Sha’ban is the month preceding Ramadan and is a time for Muslims to prepare themselves spiritually for the upcoming month of fasting and devotion. The 15th night of Sha’ban, known as Laylat al-Baraat, is believed to be a night of forgiveness and blessings.

Ramadan (رمضان)

Ramadan is the ninth 9th of the Islamic calendar and is the puriest month for Muslims. It is a month of fasting,reflection, dua, and increased acts of worship.

Shawwal (شوّال)

Shawwal follows Ramadan, and the first day of Shawwal marks Eid al-Fitr, a festive holiday that celebrates the end of Ramadan. Muslims break their fast and give thanks to Allah for the strength to complete the month of fasting.

Dhul-Qi’dah (ذو القعدة)

Dhul-Qi’dah is one of the sacred months during which warfare and fighting were prohibited in pre-Islamic Arabia. This tradition continues in Islam, emphasizing peace and restraint.

Dhul-Hijjah (ذو الحجة)

Dhul-Hijjah is the last month of the Islamic calendar and is significant for the annual Hajj pilgrimage to Mecca. The first ten days of this month are particularly sacred and include the Eid al-Adha (Festival of Sacrifice) celebration.

Likewise, you can get the blessing of Allah(SWT) by learning the Nazra Quran in an adequate manner. 

What is the first name of the Islamic month?

The 1st month of lunar calendar is Muharram (المحرّم). Muharram holds special significance in Islam as it marks the beginning of the new Islamic year. It is considered one of the four sacred months in Islam, during which warfare and fighting are traditionally prohibited.

Additionally, the 10th day of Muharram, known as Ashura, is particularly notable as it commemorates various vital events in Islamic history. It includes the rescue of Prophet Moses (Musa) from Pharaoh’s tyranny and the martyrdom of Imam Hussein, the grandson of the Muhammad (PBUH).

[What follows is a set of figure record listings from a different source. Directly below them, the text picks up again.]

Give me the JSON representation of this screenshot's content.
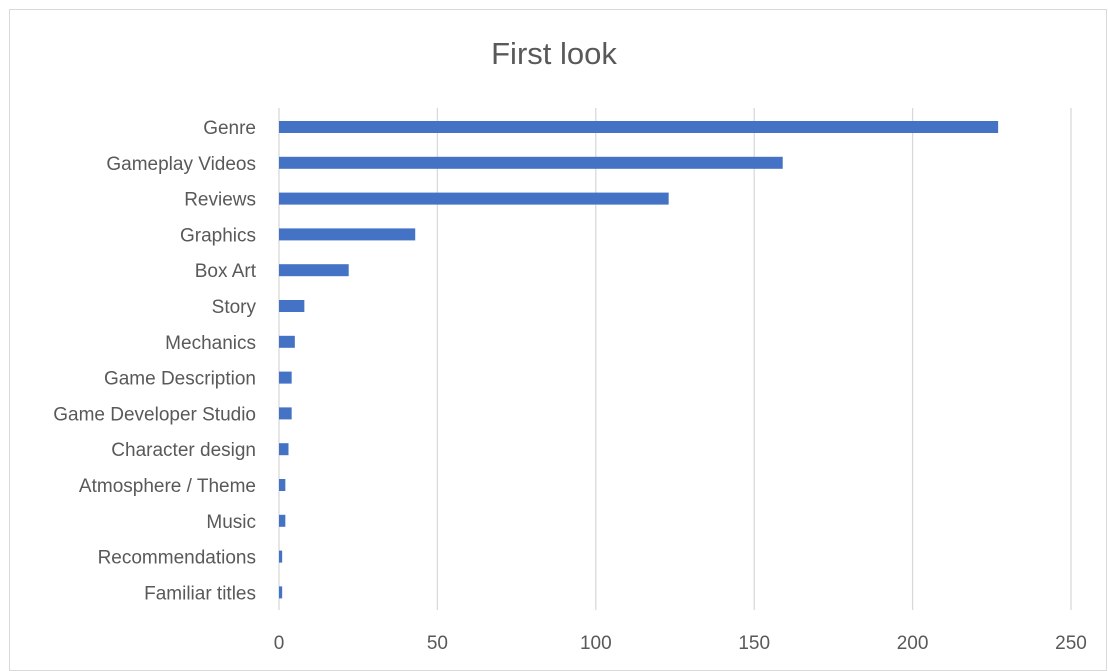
{
  "chart_data": {
    "type": "bar",
    "orientation": "horizontal",
    "title": "First look",
    "xlabel": "",
    "ylabel": "",
    "categories": [
      "Genre",
      "Gameplay Videos",
      "Reviews",
      "Graphics",
      "Box Art",
      "Story",
      "Mechanics",
      "Game Description",
      "Game Developer Studio",
      "Character design",
      "Atmosphere / Theme",
      "Music",
      "Recommendations",
      "Familiar titles"
    ],
    "values": [
      227,
      159,
      123,
      43,
      22,
      8,
      5,
      4,
      4,
      3,
      2,
      2,
      1,
      1
    ],
    "xlim": [
      0,
      250
    ],
    "xticks": [
      0,
      50,
      100,
      150,
      200,
      250
    ],
    "grid": true,
    "legend": "none",
    "bar_color": "#4472c4",
    "grid_color": "#d9d9d9"
  }
}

Accordingly, Muslims often engage in fasting and reflection during Muharram, seeking spiritual renewal on a new year in the Islamic calendar.

Who Named Arabic Months?

The names of the Arabic months we use today have their roots in the past. It was during the reign of the second Muslim Caliph, Omar Bin Al-Khattab, that the Islamic Hijri Calendar was established, with its first year marking the Year of Hijrah (the Prophet Muhammad’s migration from Mecca to Medina).

Islamic Calendar

The Islamic calendar, which is also termed as the Hijri or lunar calendar, is a calendar system used by Muslims to determine the dates of religious events and rituals. It is based on the lunar cycle, which is approximately 29.5 days long. However, the Islamic calendar consists of 12 months of either 29 or 30 days. It depends on the sighting of the moon’s crescent.


The Islamic calendar is like a unique journey through time, with 12 different months, each with its own story. From the vital month of Muharram to the happy time of Shawwal, these months mean a lot to Muslims all around the world.

These months are not just about counting days; they remind people of their faith and history. They help Muslims remember essential events in Islam. Whether you’re Muslim or just curious, learning about these months enables you to understand and respect the Islamic culture and how time is seen in this beautiful faith. eQuranekareem emerge as the guiding star that leads the people to the righteous path. It’s like stepping into a world where the moon leads the way, and each month has its tale of dedication and thoughtfulness to tell.